Understanding f-electron elements has been an important problem in condensed matter physics for many decades. The challenges have involved developing a first-principles theoretical framework due to the fact that f electrons can exhibit either localized, highly correlated or itinerant behavior. In addition, f-elements are characterized by multiple low-energy states that make it difficult to correctly identify the ground state, a prerequisite for any theoretical method.

Cerium under pressure has been a particular puzzle. It undergoes an isostructural volume collapse at 1.5 GPa at room temperature, a feature that has caused difficulties for existing models. The most serious discrepancy among competing models of f-electron behavior is the evolution of the magnetic moment of the Ce atom across the volume collapse transition. Therefore, a measurement of the magnetic moment with pressure should help validate one model over others.

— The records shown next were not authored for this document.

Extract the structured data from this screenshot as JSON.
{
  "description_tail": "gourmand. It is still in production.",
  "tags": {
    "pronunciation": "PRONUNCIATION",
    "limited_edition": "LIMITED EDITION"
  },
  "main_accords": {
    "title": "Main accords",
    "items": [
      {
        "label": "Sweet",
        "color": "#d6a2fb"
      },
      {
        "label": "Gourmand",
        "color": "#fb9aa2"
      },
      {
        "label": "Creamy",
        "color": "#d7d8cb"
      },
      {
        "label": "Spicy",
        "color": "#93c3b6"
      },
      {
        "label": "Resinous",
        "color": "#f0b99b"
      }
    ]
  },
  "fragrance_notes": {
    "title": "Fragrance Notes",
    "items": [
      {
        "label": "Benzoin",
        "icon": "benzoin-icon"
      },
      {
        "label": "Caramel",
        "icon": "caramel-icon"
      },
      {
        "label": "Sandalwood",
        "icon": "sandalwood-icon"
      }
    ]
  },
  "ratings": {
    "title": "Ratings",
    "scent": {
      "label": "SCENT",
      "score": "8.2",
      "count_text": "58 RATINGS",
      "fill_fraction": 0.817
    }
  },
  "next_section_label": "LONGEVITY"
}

Recently, a research group from led by Magnus Lipp (LLNL), and including colleagues from Stanford University and Paul Chow and Yuming Xiao from HPCAT carried out x-ray emission measurements on Ce metal up to 4.5 GPa designed to probe the magnetic moment of the sample. The key feature of the emission spectrum is the satellite shoulder on the main emission peak that represents interactions between 4f, 3d and 2p electrons in the atom (Fig. 1).

The group showed that a theoretical model that explicitly accounts for the hybridization of 4f states with higher-lying conduction band states represents the physics correctly and produces excellent agreement between the experiment and the Kondo model of f-electron behavior as opposed to the Hubbard-Mott model.

The approach outlined in the account of this work, published recently in Physical Review Letters, will be relevant for other f-electron systems and will help expand the theoretical descriptions of this important class of materials [M. Lipp et al., Phys. Rev. Lett 109, 195705 (2012)].